The changing face of multiple sclerosis: Differences in gender and symtoms over a 27-year period.

TitleThe changing face of multiple sclerosis: Differences in gender and symtoms over a 27-year period.
Publication TypeJournal Article
2009
AuthorsKraft GH, McMullen KA, Bamer AM
JournalInternational Journal of MS Care
Volume11
IssueS2
Pagination4

Background: Over the past few decades, changes have occurred in the diagnosis and management of multiple sclerosis (MS). Magnetic resonance imaging is now widely used, disease-modifying therapies (DMTs) are available, understanding of MS symptoms is more sophisticated, and reports exist of possible alteration in the gender ratio. Objective: To compare possible changes in MS over several decades in a community population. Design/Methods: In 1979 we conducted a survey of people with MS in western Washington (Kraft et al.: Arch Phys Med Rehabil. 1986;67:164–168). Twenty-seven years later, we resurveyed the same region and compared the results. Results: In 1979 surveys were completed by 656 people, representing approximately 34% of the regional MS population. With increased population, the 2006 survey yielded 1241 responses. Populations in both surveys were similar; mean age (1979: 49.5 years; 2006: 50.6 years), age distribution, and years since diagnosis (1979: 12.0; 2006: 13.1) were comparable.
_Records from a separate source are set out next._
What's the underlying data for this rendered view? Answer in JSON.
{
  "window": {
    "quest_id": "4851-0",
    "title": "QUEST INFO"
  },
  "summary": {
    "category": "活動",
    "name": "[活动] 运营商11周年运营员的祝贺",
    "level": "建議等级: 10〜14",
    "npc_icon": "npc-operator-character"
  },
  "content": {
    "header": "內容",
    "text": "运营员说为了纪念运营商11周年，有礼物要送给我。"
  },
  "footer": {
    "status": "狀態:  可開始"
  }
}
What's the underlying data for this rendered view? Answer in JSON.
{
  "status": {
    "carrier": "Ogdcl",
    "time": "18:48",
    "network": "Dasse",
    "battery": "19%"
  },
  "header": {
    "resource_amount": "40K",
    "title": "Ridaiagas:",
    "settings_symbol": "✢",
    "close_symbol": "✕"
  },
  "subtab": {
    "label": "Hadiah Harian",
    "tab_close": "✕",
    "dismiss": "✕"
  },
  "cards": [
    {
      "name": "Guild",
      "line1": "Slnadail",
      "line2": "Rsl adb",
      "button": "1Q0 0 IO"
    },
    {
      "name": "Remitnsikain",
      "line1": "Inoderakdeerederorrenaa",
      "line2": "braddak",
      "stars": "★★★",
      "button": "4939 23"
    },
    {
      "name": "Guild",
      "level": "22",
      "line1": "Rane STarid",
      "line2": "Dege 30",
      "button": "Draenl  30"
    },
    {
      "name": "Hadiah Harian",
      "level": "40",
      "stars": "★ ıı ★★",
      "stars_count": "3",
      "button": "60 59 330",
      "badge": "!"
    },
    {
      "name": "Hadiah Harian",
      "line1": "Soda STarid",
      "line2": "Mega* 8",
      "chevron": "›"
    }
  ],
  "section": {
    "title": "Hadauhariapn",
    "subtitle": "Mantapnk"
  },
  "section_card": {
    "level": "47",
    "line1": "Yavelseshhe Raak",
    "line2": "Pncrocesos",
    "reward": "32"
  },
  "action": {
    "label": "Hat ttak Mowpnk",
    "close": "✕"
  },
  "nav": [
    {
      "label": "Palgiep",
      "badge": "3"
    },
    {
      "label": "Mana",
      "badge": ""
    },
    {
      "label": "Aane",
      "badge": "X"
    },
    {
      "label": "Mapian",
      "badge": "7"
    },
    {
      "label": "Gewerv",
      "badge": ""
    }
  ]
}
Comparison revealed important changes in gender and reporting of symptom prevalences. In 1979 the female-to-male ratio was 2.5:1, compared with 4:1 in 2006. In 2006, with the exception of depression, all MS symptoms were reported as more prevalent (P < .001). Symptoms showing the greatest increase (>100%) were cognitive (problem solving, memory). The most prevalent symptoms in 1979 (rank order: fatigue, balance, sensory, bladder) remained the top rank-ordered symptoms in 2006. Most of the other symptoms showed a moderate (<100%) increase (rank order: spasticity, eye, pain, tremor). Conclusions: This comparison indicates that MS has become even more of a female disease, and suggests that patients may now be more aware of its symptoms. It is likely that since the availability of the first DMT in 1993 and the accompanying increased research and attention, patients have developed an increasingly sophisticated and accurate understanding of MS. This is most striking in the sphere of cognitive symptomatology, an area once thought resistant to the scourges of this disease.